A platform team is mapping out which GitHub Advanced Security capabilities belong to which licensable product so they can budget seats correctly. They need to place CodeQL-based code scanning and the alerts it raises under the correct product line. Which product does code scanning with CodeQL belong to?
- ACode Security, because code scanning with CodeQL performs static analysis to find vulnerabilities in the codebase. Correct
- BSecret Protection, because CodeQL inspects source files for sensitive strings before they are committed.
- CSupply Chain Security, because CodeQL evaluates the security of third-party dependencies pulled into the build.
- DSecurity Overview, because code scanning alerts are surfaced there for the whole organisation.
Why A is correct: Code scanning with CodeQL is the static application security testing capability, and GitHub packages it under the Code Security product.

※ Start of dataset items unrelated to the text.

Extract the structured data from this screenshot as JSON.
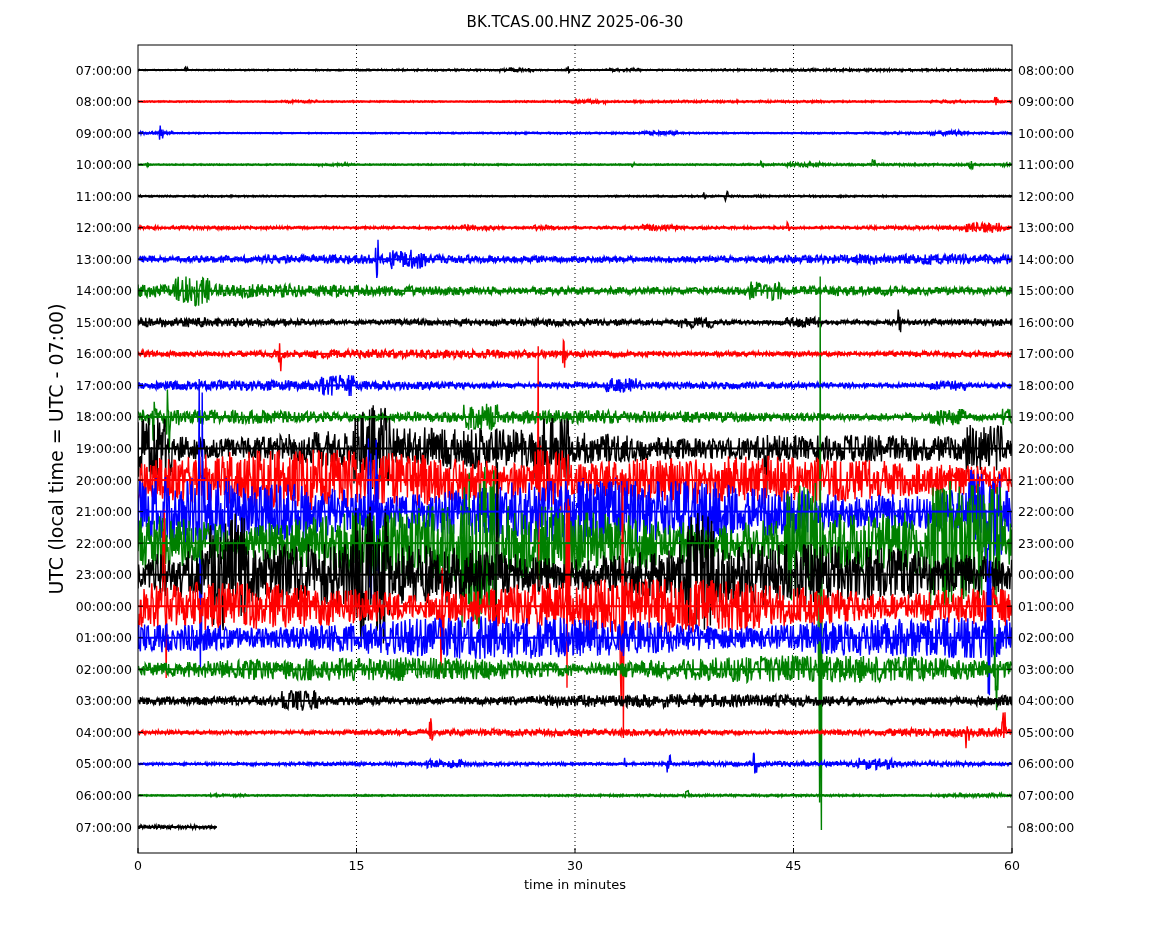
{
  "title": "BK.TCAS.00.HNZ 2025-06-30",
  "ylabel": "UTC (local time = UTC - 07:00)",
  "xlabel": "time in minutes",
  "xticks": [
    "0",
    "15",
    "30",
    "45",
    "60"
  ],
  "rows": [
    {
      "left": "07:00:00",
      "right": "08:00:00",
      "color": "#000000",
      "level": 1
    },
    {
      "left": "08:00:00",
      "right": "09:00:00",
      "color": "#ff0000",
      "level": 1
    },
    {
      "left": "09:00:00",
      "right": "10:00:00",
      "color": "#0000ff",
      "level": 1
    },
    {
      "left": "10:00:00",
      "right": "11:00:00",
      "color": "#008000",
      "level": 1
    },
    {
      "left": "11:00:00",
      "right": "12:00:00",
      "color": "#000000",
      "level": 1
    },
    {
      "left": "12:00:00",
      "right": "13:00:00",
      "color": "#ff0000",
      "level": 1
    },
    {
      "left": "13:00:00",
      "right": "14:00:00",
      "color": "#0000ff",
      "level": 1
    },
    {
      "left": "14:00:00",
      "right": "15:00:00",
      "color": "#008000",
      "level": 1
    },
    {
      "left": "15:00:00",
      "right": "16:00:00",
      "color": "#000000",
      "level": 1
    },
    {
      "left": "16:00:00",
      "right": "17:00:00",
      "color": "#ff0000",
      "level": 1
    },
    {
      "left": "17:00:00",
      "right": "18:00:00",
      "color": "#0000ff",
      "level": 1
    },
    {
      "left": "18:00:00",
      "right": "19:00:00",
      "color": "#008000",
      "level": 1
    },
    {
      "left": "19:00:00",
      "right": "20:00:00",
      "color": "#000000",
      "level": 1
    },
    {
      "left": "20:00:00",
      "right": "21:00:00",
      "color": "#ff0000",
      "level": 1
    },
    {
      "left": "21:00:00",
      "right": "22:00:00",
      "color": "#0000ff",
      "level": 1
    },
    {
      "left": "22:00:00",
      "right": "23:00:00",
      "color": "#008000",
      "level": 1
    },
    {
      "left": "23:00:00",
      "right": "00:00:00",
      "color": "#000000",
      "level": 1
    },
    {
      "left": "00:00:00",
      "right": "01:00:00",
      "color": "#ff0000",
      "level": 1
    },
    {
      "left": "01:00:00",
      "right": "02:00:00",
      "color": "#0000ff",
      "level": 1
    },
    {
      "left": "02:00:00",
      "right": "03:00:00",
      "color": "#008000",
      "level": 1
    },
    {
      "left": "03:00:00",
      "right": "04:00:00",
      "color": "#000000",
      "level": 1
    },
    {
      "left": "04:00:00",
      "right": "05:00:00",
      "color": "#ff0000",
      "level": 1
    },
    {
      "left": "05:00:00",
      "right": "06:00:00",
      "color": "#0000ff",
      "level": 1
    },
    {
      "left": "06:00:00",
      "right": "07:00:00",
      "color": "#008000",
      "level": 1
    },
    {
      "left": "07:00:00",
      "right": "08:00:00",
      "color": "#000000",
      "level": 0.09
    }
  ]
}
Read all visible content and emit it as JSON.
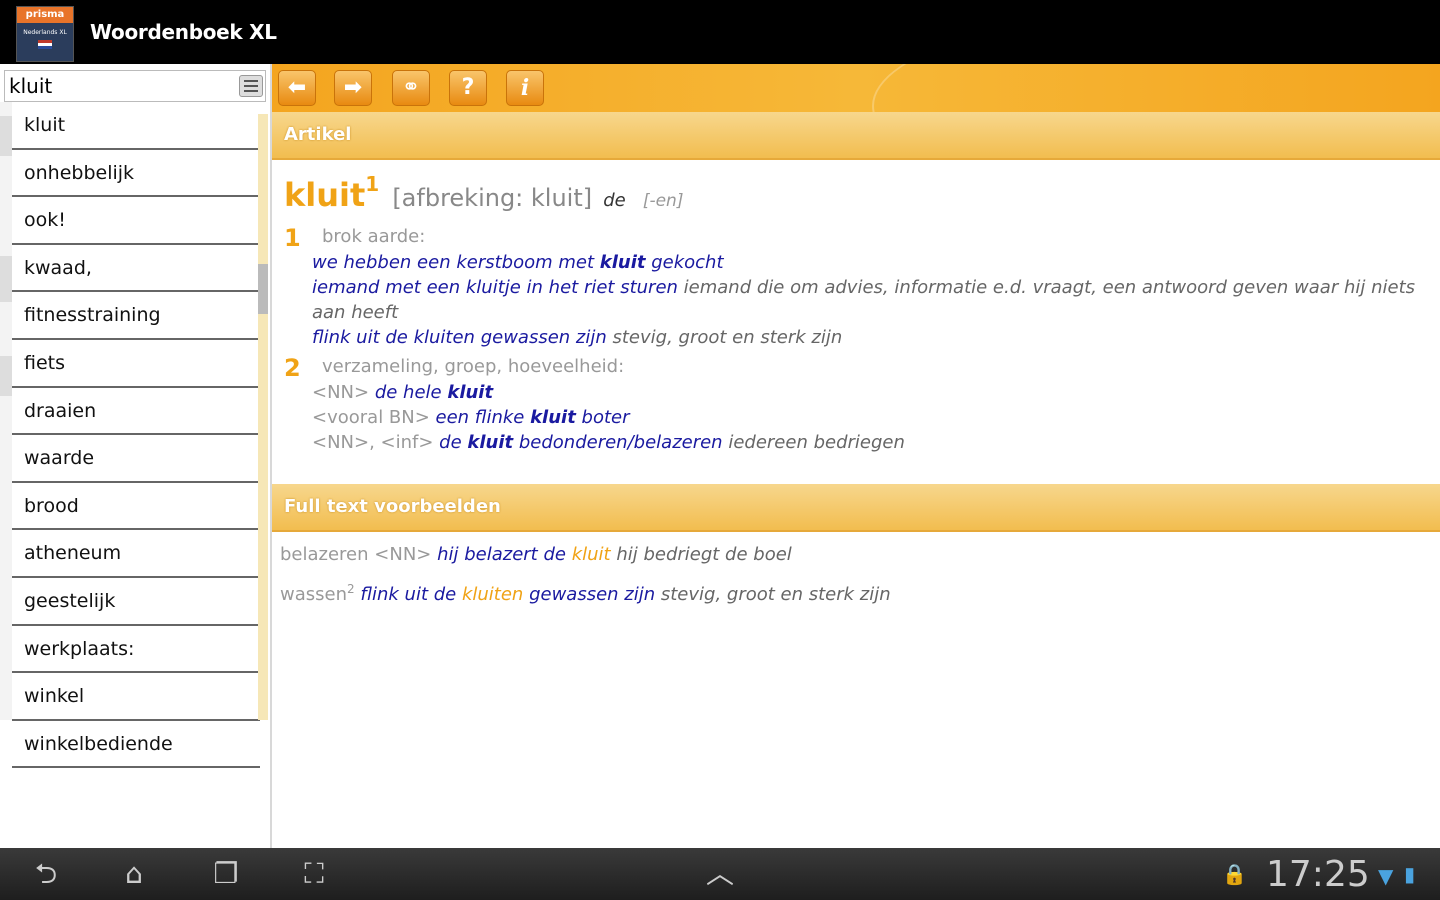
{
  "app": {
    "title": "Woordenboek XL",
    "logo_text": "prisma",
    "logo_sub": "Nederlands XL"
  },
  "search": {
    "value": "kluit",
    "placeholder": ""
  },
  "word_list": [
    "kluit",
    "onhebbelijk",
    "ook!",
    "kwaad,",
    "fitnesstraining",
    "fiets",
    "draaien",
    "waarde",
    "brood",
    "atheneum",
    "geestelijk",
    "werkplaats:",
    "winkel",
    "winkelbediende"
  ],
  "toolbar": {
    "back": "⬅",
    "forward": "➡",
    "link": "⚭",
    "help": "?",
    "info": "i"
  },
  "article": {
    "header": "Artikel",
    "headword": "kluit",
    "headword_sup": "1",
    "hyphenation": "[afbreking: kluit]",
    "gender": "de",
    "plural": "[-en]",
    "senses": [
      {
        "num": "1",
        "definition": "brok aarde:",
        "examples": [
          {
            "a": "we hebben een kerstboom met ",
            "k": "kluit",
            "b": " gekocht",
            "m": "",
            "lbl": ""
          },
          {
            "a": "iemand met een kluitje in het riet sturen",
            "k": "",
            "b": "",
            "m": " iemand die om advies, informatie e.d. vraagt, een antwoord geven waar hij niets aan heeft",
            "lbl": ""
          },
          {
            "a": "flink uit de kluiten gewassen zijn",
            "k": "",
            "b": "",
            "m": " stevig, groot en sterk zijn",
            "lbl": ""
          }
        ]
      },
      {
        "num": "2",
        "definition": "verzameling, groep, hoeveelheid:",
        "examples": [
          {
            "lbl": "<NN> ",
            "a": "de hele ",
            "k": "kluit",
            "b": "",
            "m": ""
          },
          {
            "lbl": "<vooral BN> ",
            "a": "een flinke ",
            "k": "kluit",
            "b": " boter",
            "m": ""
          },
          {
            "lbl": "<NN>, <inf> ",
            "a": "de ",
            "k": "kluit",
            "b": " bedonderen/belazeren",
            "m": " iedereen bedriegen"
          }
        ]
      }
    ]
  },
  "fulltext": {
    "header": "Full text voorbeelden",
    "rows": [
      {
        "src": "belazeren",
        "sup": "",
        "lbl": " <NN> ",
        "a": "hij belazert de ",
        "hl": "kluit",
        "b": "",
        "m": " hij bedriegt de boel"
      },
      {
        "src": "wassen",
        "sup": "2",
        "lbl": " ",
        "a": "flink uit de ",
        "hl": "kluiten",
        "b": " gewassen zijn",
        "m": " stevig, groot en sterk zijn"
      }
    ]
  },
  "status": {
    "time": "17:25"
  }
}
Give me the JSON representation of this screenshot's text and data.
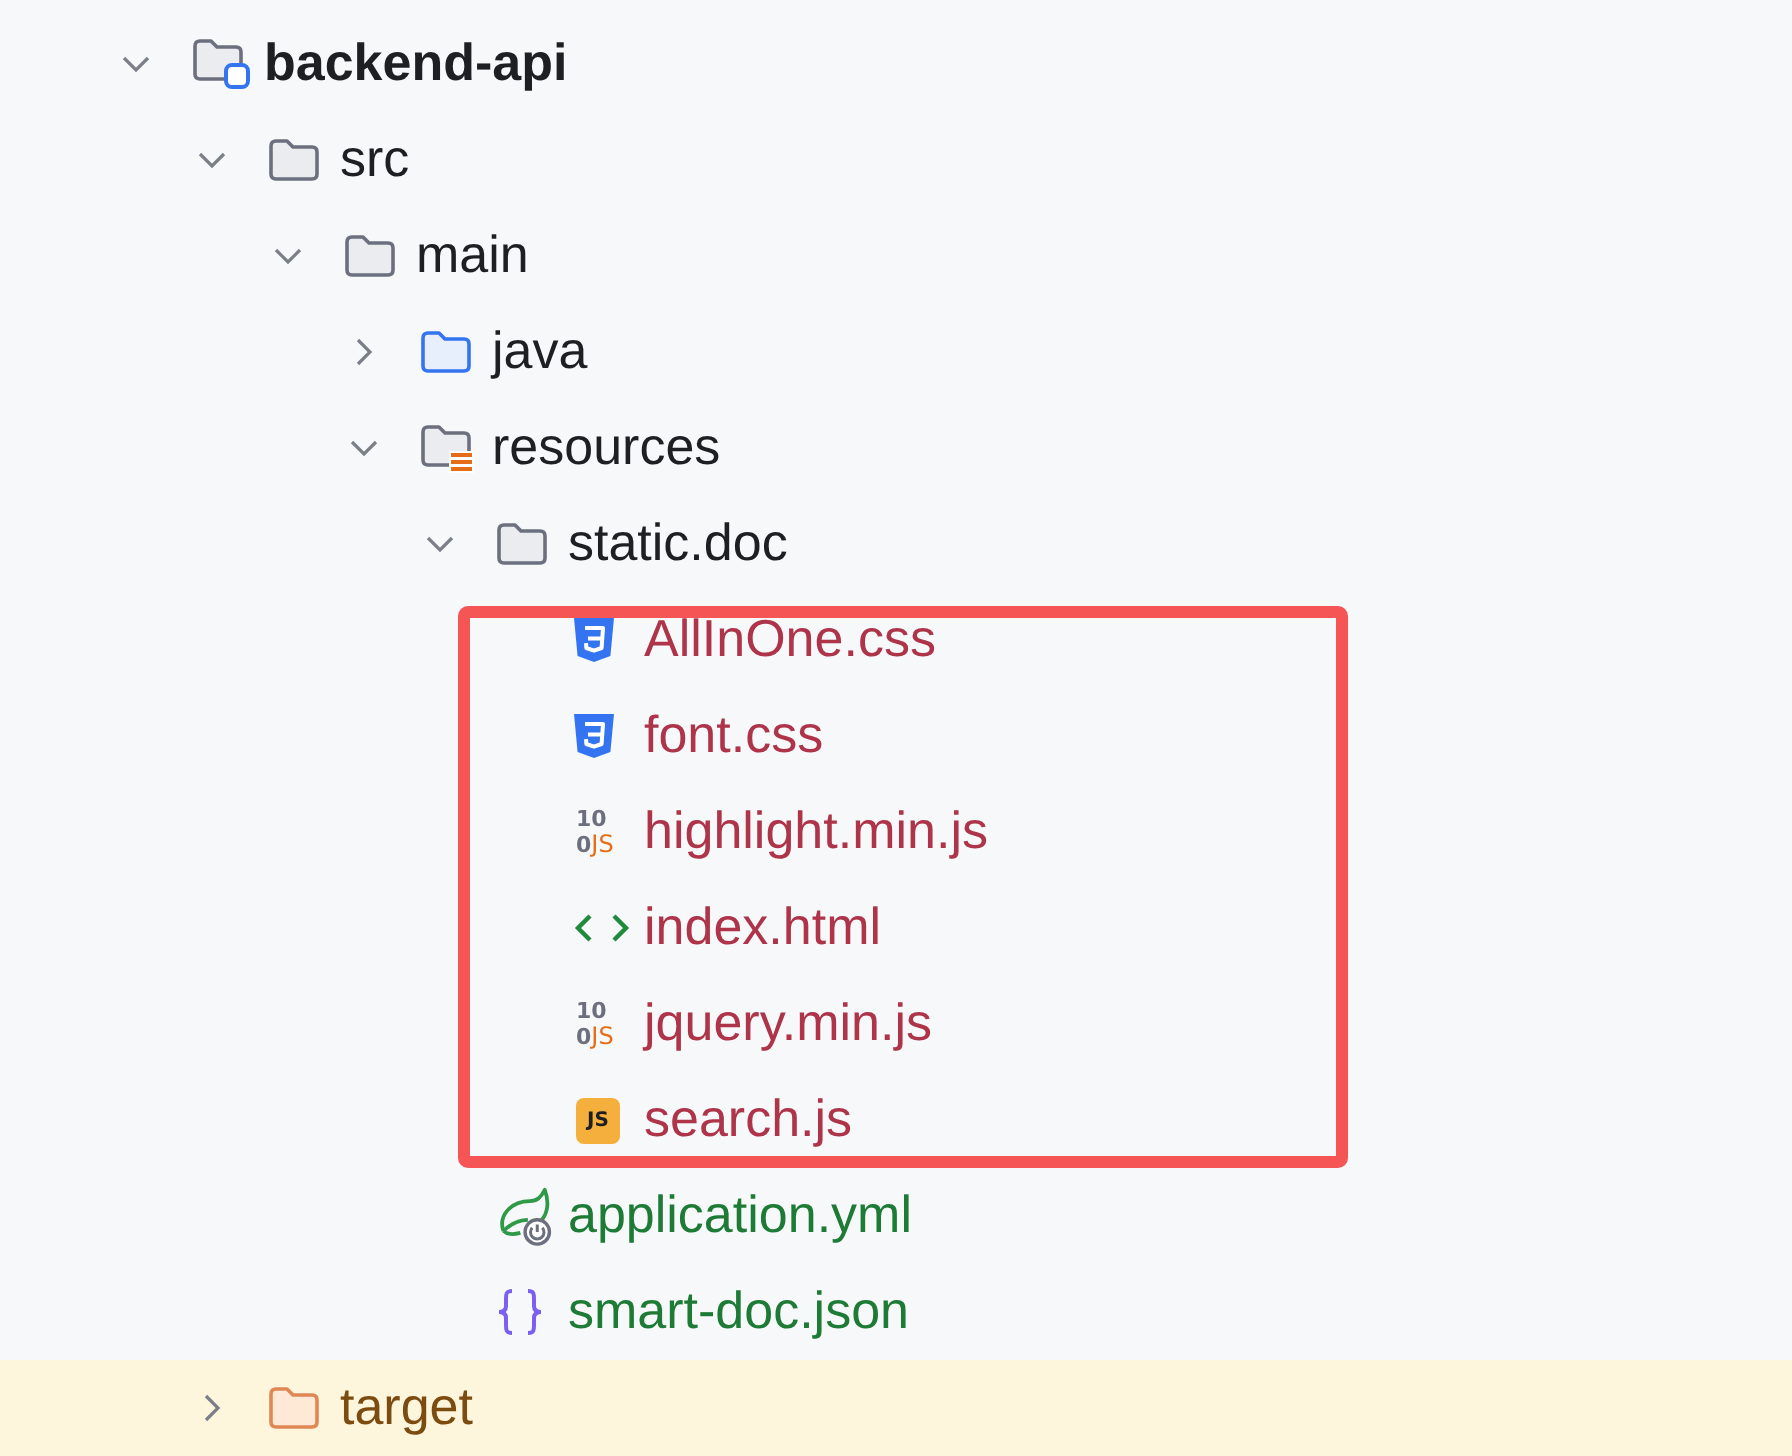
{
  "tree": [
    {
      "name": "backend-api",
      "kind": "module",
      "color": "#1e1f22",
      "expanded": true,
      "children": [
        {
          "name": "src",
          "kind": "folder",
          "color": "#1e1f22",
          "expanded": true,
          "children": [
            {
              "name": "main",
              "kind": "folder",
              "color": "#1e1f22",
              "expanded": true,
              "children": [
                {
                  "name": "java",
                  "kind": "source-folder",
                  "color": "#1e1f22",
                  "expanded": false
                },
                {
                  "name": "resources",
                  "kind": "resource-folder",
                  "color": "#1e1f22",
                  "expanded": true,
                  "children": [
                    {
                      "name": "static.doc",
                      "kind": "folder",
                      "color": "#1e1f22",
                      "expanded": true,
                      "framed": true,
                      "children": [
                        {
                          "name": "AllInOne.css",
                          "kind": "css",
                          "color": "#ae3449"
                        },
                        {
                          "name": "font.css",
                          "kind": "css",
                          "color": "#ae3449"
                        },
                        {
                          "name": "highlight.min.js",
                          "kind": "min-js",
                          "color": "#ae3449",
                          "badge": [
                            "10",
                            "0",
                            "JS"
                          ]
                        },
                        {
                          "name": "index.html",
                          "kind": "html",
                          "color": "#ae3449"
                        },
                        {
                          "name": "jquery.min.js",
                          "kind": "min-js",
                          "color": "#ae3449",
                          "badge": [
                            "10",
                            "0",
                            "JS"
                          ]
                        },
                        {
                          "name": "search.js",
                          "kind": "js",
                          "color": "#ae3449",
                          "badge": [
                            "JS"
                          ]
                        }
                      ]
                    },
                    {
                      "name": "application.yml",
                      "kind": "spring-config",
                      "color": "#1d7b35"
                    },
                    {
                      "name": "smart-doc.json",
                      "kind": "json",
                      "color": "#1d7b35"
                    }
                  ]
                }
              ]
            }
          ]
        },
        {
          "name": "target",
          "kind": "excluded-folder",
          "color": "#7b4b10",
          "expanded": false
        }
      ]
    }
  ]
}
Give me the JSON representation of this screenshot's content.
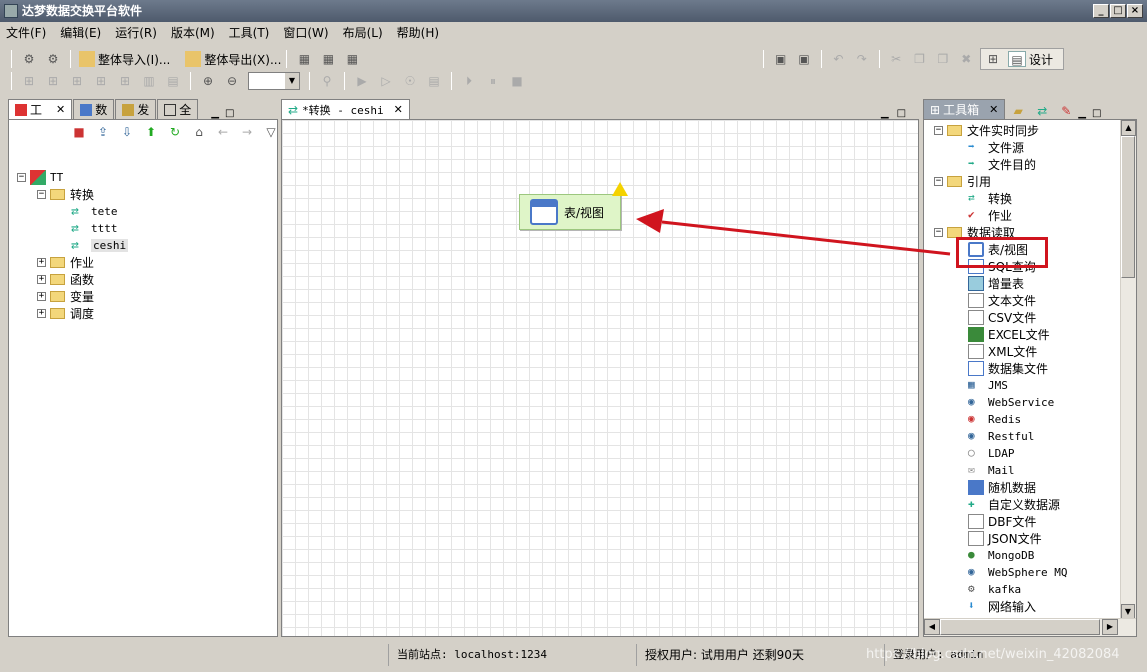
{
  "window": {
    "title": "达梦数据交换平台软件"
  },
  "menu": [
    "文件(F)",
    "编辑(E)",
    "运行(R)",
    "版本(M)",
    "工具(T)",
    "窗口(W)",
    "布局(L)",
    "帮助(H)"
  ],
  "toolbar": {
    "import_label": "整体导入(I)...",
    "export_label": "整体导出(X)...",
    "design_label": "设计"
  },
  "left_panel": {
    "tabs": [
      "工",
      "数",
      "发",
      "全"
    ],
    "tree": {
      "root": "TT",
      "transform": "转换",
      "transform_items": [
        "tete",
        "tttt",
        "ceshi"
      ],
      "others": [
        "作业",
        "函数",
        "变量",
        "调度"
      ]
    }
  },
  "editor": {
    "tab_label": "*转换 - ceshi",
    "node_label": "表/视图"
  },
  "toolbox": {
    "title": "工具箱",
    "cat_file_sync": "文件实时同步",
    "file_sync_items": [
      "文件源",
      "文件目的"
    ],
    "cat_reference": "引用",
    "reference_items": [
      "转换",
      "作业"
    ],
    "cat_data_read": "数据读取",
    "data_read_items": [
      "表/视图",
      "SQL查询",
      "增量表",
      "文本文件",
      "CSV文件",
      "EXCEL文件",
      "XML文件",
      "数据集文件",
      "JMS",
      "WebService",
      "Redis",
      "Restful",
      "LDAP",
      "Mail",
      "随机数据",
      "自定义数据源",
      "DBF文件",
      "JSON文件",
      "MongoDB",
      "WebSphere MQ",
      "kafka",
      "网络输入"
    ]
  },
  "status": {
    "site": "当前站点: localhost:1234",
    "auth": "授权用户: 试用用户 还剩90天",
    "login": "登录用户: admin",
    "watermark": "https://blog.csdn.net/weixin_42082084"
  },
  "colors": {
    "highlight_box": "#d0141e",
    "arrow": "#d0141e",
    "node_fill": "#dff5c8"
  }
}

It analyses code paths for vulnerabilities such as injection flaws, which is exactly the Code Security remit.
Why B is wrong: This is tempting because both features analyse source code, but Secret Protection covers secret scanning and push protection for credentials, not static analysis of code logic. CodeQL does not look for committed credentials, so it is not part of Secret Protection.
Why C is wrong: Supply Chain Security covers the dependency graph, Dependabot, and Dependency Review, which assess third-party components. CodeQL analyses first-party source code rather than declared dependencies, so this product placement is wrong.
Why D is wrong: Security Overview is a reporting and navigation surface that aggregates alerts from multiple features; it is not a licensable product that owns code scanning. Seeing CodeQL alerts in Security Overview does not make code scanning part of it.